Hay secretos que no puedes enterrar para siempre como sucede en las mejores novelas negras.

A Miriam Sinaloa, una estudiante de 16 años que visita en yacimiento de Atapuerca, la asesinan dentro de la Sima de los Huesos.

La inspectora Luisa Baeza dirige la investigación del asesinato de la adolescente mientras se enfrenta a una profunda crisis personal y se obsesiona con un caso en el que busca una redención.

Capítulo 12

Mientras me preparo mi segundo café de la mañana en la cafetera italiana de Max bajo un fuego de llamas azules que zumba en el silencio mineral de la casa, mi mente me tortura. Mis pensamientos me hacen sufrir. Hay una voz que no para de hablar dentro de mi cabeza, no para de anticipar catástrofes: el interrogatorio de la policía sale mal, yo detenida, yo condenada por el asesinato de Miriam, yo pudriéndome en la cárcel. El corazón me late vertiginoso y desquiciado. El miedo me aprieta la garganta con su mano de hierro.

Después de servirme el café en una gran taza blanca con el cráneo del antecessor pintado en ella en color rojo, salgo otra vez al jardín. Me concentro en mirar los árboles. La naturaleza me calma. Borra los pensamientos negativos de mi cabeza. Es fuente de alivio y paz.

«No pienses», me digo a mí misma mientras camino sobre el césped con los pies descalzos, con mi taza de café en la mano. Me la bebo a pequeños sorbos.

Busco las fuerzas para entrar en la piscina, recinto vallado, parte que no cubre muy poco honda, llorones lánguidos que han llenado de hojas alargadas verde pálido la superficie turquesa. Max tenía pánico de que su hija Andrea se ahogase en esa piscina. La vida ya le había dado suficientes zarpazos de dolor como para dar por hecho que a quienes quería estaban a salvo.

Me desnudo. Me quito la camiseta azul marino grande de mi padre con el escudo de la Universidad de Málaga impreso, donde él enseña Historia. Me despojo de las bragas.

Me meto en el agua. Está muy fría. No es de extrañar porque nuestra casa está enclavada en el corazón de la sierra de Atapuerca. Rodeada de montañas cárdenas, de lomas color verde oliva salpicadas de encinas y rocas, de matorral bajo. Inviernos duros, veranos frescos. Un lugar fuera del mundo.

Nado a buen ritmo buscando acallar la voz de mi cabeza que me dice que todo va a salir mal. Al principio, al sumergir mi cabeza bajo el agua, la sangre se me hiela, pero me obligo a mover los brazos y piernas, a dar brazadas y mover mis pies como palas de un patín acuático. Quiero vivir. Ver a Miriam muerta me ha hecho valorar mi vida.

Cinco horas después, en la comisaría de la Policía Judicial de Burgos, Unidad de Homicidios, el subinspector Miguel Ángel Aduriz calienta su túper con marmitako y verduras dentro del microondas común.

En la mesa, otros agentes comen sándwiches, bocatas, paninis, fajitas, burritos precocinados y hamburguesas. Miguel Ángel es el único que se ha traído comida casera de casa. Se lo ha cocinado su mujer, Ángela, que está embarazada de su primer hijo.

—Míralo, qué gourmet, primero y segundo y postre. Qué envidia —dice Roberto, agente de la Policía Judicial.

—No solo de Ruffles y Mars de la máquina vive el hombre —responde Miguel Ángel, que saca el túper del micro y se sienta a la mesa con los demás.

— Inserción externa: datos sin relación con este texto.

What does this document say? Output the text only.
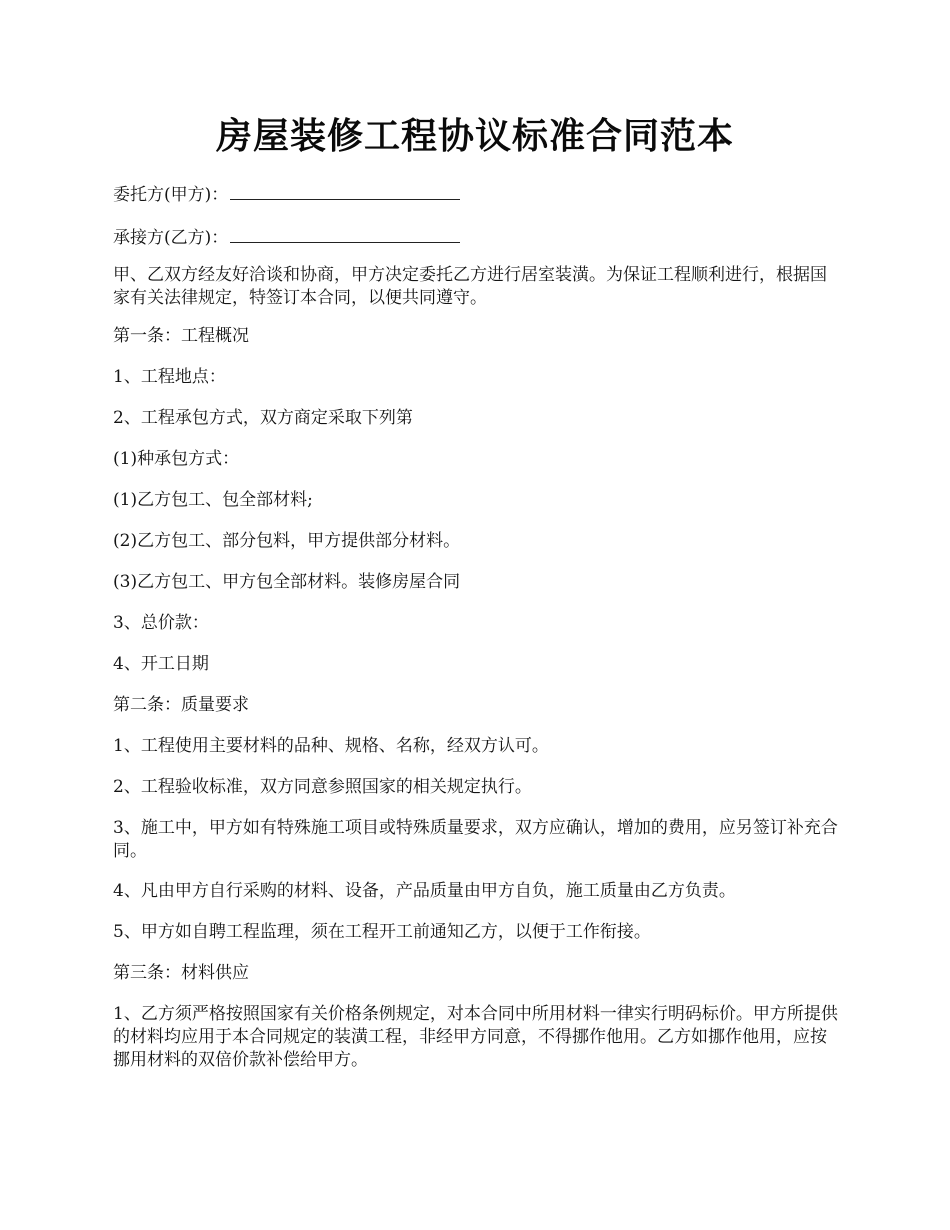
房屋装修工程协议标准合同范本

委托方(甲方)：

承接方(乙方)：

甲、乙双方经友好洽谈和协商，甲方决定委托乙方进行居室装潢。为保证工程顺利进行，根据国家有关法律规定，特签订本合同，以便共同遵守。

第一条：工程概况

1、工程地点：

2、工程承包方式，双方商定采取下列第

(1)种承包方式：

(1)乙方包工、包全部材料;

(2)乙方包工、部分包料，甲方提供部分材料。

(3)乙方包工、甲方包全部材料。装修房屋合同

3、总价款：

4、开工日期

第二条：质量要求

1、工程使用主要材料的品种、规格、名称，经双方认可。

2、工程验收标准，双方同意参照国家的相关规定执行。

3、施工中，甲方如有特殊施工项目或特殊质量要求，双方应确认，增加的费用，应另签订补充合同。

4、凡由甲方自行采购的材料、设备，产品质量由甲方自负，施工质量由乙方负责。

5、甲方如自聘工程监理，须在工程开工前通知乙方，以便于工作衔接。

第三条：材料供应

1、乙方须严格按照国家有关价格条例规定，对本合同中所用材料一律实行明码标价。甲方所提供的材料均应用于本合同规定的装潢工程，非经甲方同意，不得挪作他用。乙方如挪作他用，应按挪用材料的双倍价款补偿给甲方。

Aduriz es insultantemente guapo. Emana una luz radiante que hace que muchos se sientan atraídos hacia él como polillas a la luz y que otros lo envidien. Top model, le llaman algunos, maricón otros. Las mujeres lo adoran porque es un hombre que no está pagado de sí mismo. Es un chico dulce e inocente.

—¿Has conocido a tu nueva jefa? —pregunta Sanchís, policía judicial.

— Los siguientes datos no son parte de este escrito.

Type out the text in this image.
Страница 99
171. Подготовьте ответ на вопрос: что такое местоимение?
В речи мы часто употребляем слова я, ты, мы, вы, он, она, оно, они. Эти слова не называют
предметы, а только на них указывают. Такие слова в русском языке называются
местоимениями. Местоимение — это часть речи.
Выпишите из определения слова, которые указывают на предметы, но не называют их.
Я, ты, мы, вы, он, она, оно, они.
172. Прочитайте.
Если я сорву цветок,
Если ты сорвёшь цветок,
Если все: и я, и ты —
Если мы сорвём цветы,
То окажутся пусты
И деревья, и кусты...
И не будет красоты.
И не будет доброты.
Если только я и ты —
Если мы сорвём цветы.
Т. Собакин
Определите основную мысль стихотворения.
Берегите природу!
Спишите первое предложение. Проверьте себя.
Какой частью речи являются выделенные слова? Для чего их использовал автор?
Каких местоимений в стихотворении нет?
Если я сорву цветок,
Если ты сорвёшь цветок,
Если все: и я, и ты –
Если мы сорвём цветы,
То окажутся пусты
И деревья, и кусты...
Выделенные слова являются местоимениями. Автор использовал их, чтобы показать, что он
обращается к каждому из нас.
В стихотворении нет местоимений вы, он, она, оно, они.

—No, aún no —responde Aduriz.

—Pues no tengas prisa. Por lo visto, es una zorra del quince.

—¿Por qué se fue de Madrid? Allí Baeza era Dios —pregunta Miguel Ángel.

—No se lo cuentes a nadie. La echaron. Cuatro sanciones disciplinarias. Disparó contra un pederasta acusado de secuestrar y abusar de niños. Lo mató.

—Un cabrón menos —dice Roberto.

—Y eso no es todo, Luisa también pegó a un detenido esposado. Pero también porque nadie la aguantaba allí. Y porque se tiraba a su jefe —añade Roberto.

—Si te crees todas las historias que cuentan de ella, es mala, malísima. No oigo más que barbaridades. Nadie quiere trabajar con ella —dice Miguel Ángel.

—Se come a los cachorros como tú crudos para desayunar —apunta Sanchís.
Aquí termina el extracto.